Last (Astronomical) Night of Summer

Explanations and observations about the above:

Yes, I’m showing my boreal and Western Hemisphere chauvinism with the above headline.

The official time for the start of autumn 2005 in these parts is 3:23 p.m. Pacific Daylight Time.

That’s 5:23 p.m. in Chicago and 6:23 p.m. in New York City, proud capitals of the Infospigot media empire. And 10:23 p.m. in London, a city unvisited by your correspondent.

For Tokyo, an outpost of the Greater Infospigot Co-Prosperity Sphere, that’s 7:23 a.m. Friday, the 23rd (the Autumnal Equinox is a national holiday there). That means the last sundown of summer falls on the 22nd, about three hours from now (5:38 p.m., Japan Standard Time; since Japan declines to spring forward or fall back, its already experiencing early sunset blues.)

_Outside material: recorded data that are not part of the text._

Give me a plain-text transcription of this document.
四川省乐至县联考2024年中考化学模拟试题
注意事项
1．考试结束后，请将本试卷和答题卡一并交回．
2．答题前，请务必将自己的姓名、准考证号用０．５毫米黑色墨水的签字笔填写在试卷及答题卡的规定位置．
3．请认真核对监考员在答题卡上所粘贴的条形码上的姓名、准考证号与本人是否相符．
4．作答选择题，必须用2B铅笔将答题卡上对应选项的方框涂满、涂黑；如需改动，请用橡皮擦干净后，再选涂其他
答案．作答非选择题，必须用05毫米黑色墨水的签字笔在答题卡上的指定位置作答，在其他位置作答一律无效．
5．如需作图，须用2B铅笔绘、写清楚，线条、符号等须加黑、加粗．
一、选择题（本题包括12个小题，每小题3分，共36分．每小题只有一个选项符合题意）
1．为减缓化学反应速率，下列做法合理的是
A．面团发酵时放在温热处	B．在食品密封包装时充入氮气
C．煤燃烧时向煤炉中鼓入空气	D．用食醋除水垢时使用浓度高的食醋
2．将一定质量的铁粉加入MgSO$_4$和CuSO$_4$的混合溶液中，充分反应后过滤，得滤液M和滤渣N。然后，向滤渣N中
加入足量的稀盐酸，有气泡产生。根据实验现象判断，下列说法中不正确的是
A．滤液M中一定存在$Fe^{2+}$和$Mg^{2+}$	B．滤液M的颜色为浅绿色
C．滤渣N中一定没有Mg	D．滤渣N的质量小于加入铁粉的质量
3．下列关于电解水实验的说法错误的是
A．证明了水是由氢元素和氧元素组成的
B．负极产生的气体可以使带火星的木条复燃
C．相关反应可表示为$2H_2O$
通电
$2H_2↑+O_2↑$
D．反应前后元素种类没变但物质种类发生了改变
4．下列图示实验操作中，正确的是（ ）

And since everything is upside down and backwards on the other side of the Equator — my first big thrill visiting Australia was the realization that the reason Orion looked different was he was standing on his head — spring begins at 7:23 p.m. tomorrow in Buenos Aires, 12:23 a.m. (the 23rd) in Cape Town, and 8:23 a.m. (the 23rd) in Sydney.

3 Replies to “Last (Astronomical) Night of Summer”

  1. Hey Brekke. I’ve had it with you and your science. And I suggest you get your mind right. Autumn arrives when Reverend Pat says it does! Why won’t you just shut up and BELIEVE?

  2. I love this kind of stuff. It is a beautiful evening here in NYC, very late summer-early autumn kind of stuff. It reminds me of World Series weather. I also think about springtime in Sydney and Canberra. That would be a good one to see. Later.